I named them precise_sleep and signal_action, but their purpose should be
clear.
I did not interpret the function I named more_udp_stuff (an initial name
I gave it that I never changed), as its functionality is the same as dos_dns_udp
with the an additional option of specifying a destination address.
The function dos_dns_udp is a function that sends DNS requests with a spoofed
IP address to a destination address and can therefore be used as a reflector
DoS client. During its analysis, I discovered that the function reads data
from the read-only data section of the binary starting at address 0x8067698.
These turned out to be buffer lengths followed by DNS query packets. I wrote
a perl script to extract the data (dns_extract), and the data is commented
and in a pseudo C code for each packet in file dns_data.c.
Furthermore, for the destination of the DNS packets, a list of IP addresses
is used that resides in the .data portion of the binary starting at address
0x806d22c (in the .asm file). It seems a random address is picked from the
first 8000 entries of that list. The list itself, however, is larger than
that. Again, I wrote a perl script that extracted those addresses (ip_extract).
The first 8000 are contained in the file ip_addresses.txt.
This concludes the analysis portion. The answers to the questions were
derived from looking at the C code that we reverse-engineered.

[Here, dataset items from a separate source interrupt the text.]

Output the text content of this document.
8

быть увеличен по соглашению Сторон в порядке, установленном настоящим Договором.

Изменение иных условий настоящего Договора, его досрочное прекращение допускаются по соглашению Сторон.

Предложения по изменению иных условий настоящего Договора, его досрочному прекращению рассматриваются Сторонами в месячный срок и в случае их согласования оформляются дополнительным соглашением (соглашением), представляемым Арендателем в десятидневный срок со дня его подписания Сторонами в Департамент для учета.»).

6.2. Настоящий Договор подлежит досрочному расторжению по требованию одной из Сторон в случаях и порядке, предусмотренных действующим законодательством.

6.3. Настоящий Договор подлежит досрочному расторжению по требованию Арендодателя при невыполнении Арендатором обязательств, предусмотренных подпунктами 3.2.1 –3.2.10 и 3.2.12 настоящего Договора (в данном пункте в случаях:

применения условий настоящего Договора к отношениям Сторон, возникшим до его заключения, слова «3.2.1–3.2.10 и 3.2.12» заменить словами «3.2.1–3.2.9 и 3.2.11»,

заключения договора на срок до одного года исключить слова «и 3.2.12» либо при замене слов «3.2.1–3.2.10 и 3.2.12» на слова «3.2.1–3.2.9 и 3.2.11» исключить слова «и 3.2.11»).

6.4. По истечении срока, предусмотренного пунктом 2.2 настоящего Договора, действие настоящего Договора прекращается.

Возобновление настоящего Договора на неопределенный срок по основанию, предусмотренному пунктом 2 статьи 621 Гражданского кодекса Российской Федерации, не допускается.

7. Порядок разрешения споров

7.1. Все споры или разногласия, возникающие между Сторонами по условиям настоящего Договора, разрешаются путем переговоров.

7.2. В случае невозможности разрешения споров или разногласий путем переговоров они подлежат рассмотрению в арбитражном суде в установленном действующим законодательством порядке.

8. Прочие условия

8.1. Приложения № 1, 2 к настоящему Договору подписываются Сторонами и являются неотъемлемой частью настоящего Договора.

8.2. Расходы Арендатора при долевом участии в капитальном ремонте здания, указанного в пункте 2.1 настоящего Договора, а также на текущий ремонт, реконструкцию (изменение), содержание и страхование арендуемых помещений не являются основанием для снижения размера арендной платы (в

Tool used for reverse engineering
gdb
Reverse Engineering Compiler (REC)
less
find
grep
man
Other resources
"Unix Network Programming Vol. 1", W. Richard Stevens, Prentice Hall, 1998
"TCP/IP Illustrated Vol. 1", W. Richard Stevens, Addison Wesley, 1994
"Advanced Programming in the UNIX Environment", W. Richard Stevens,
Addison Wesley, 1993
Intel i386 instruction manual
libc-5.3.12 source code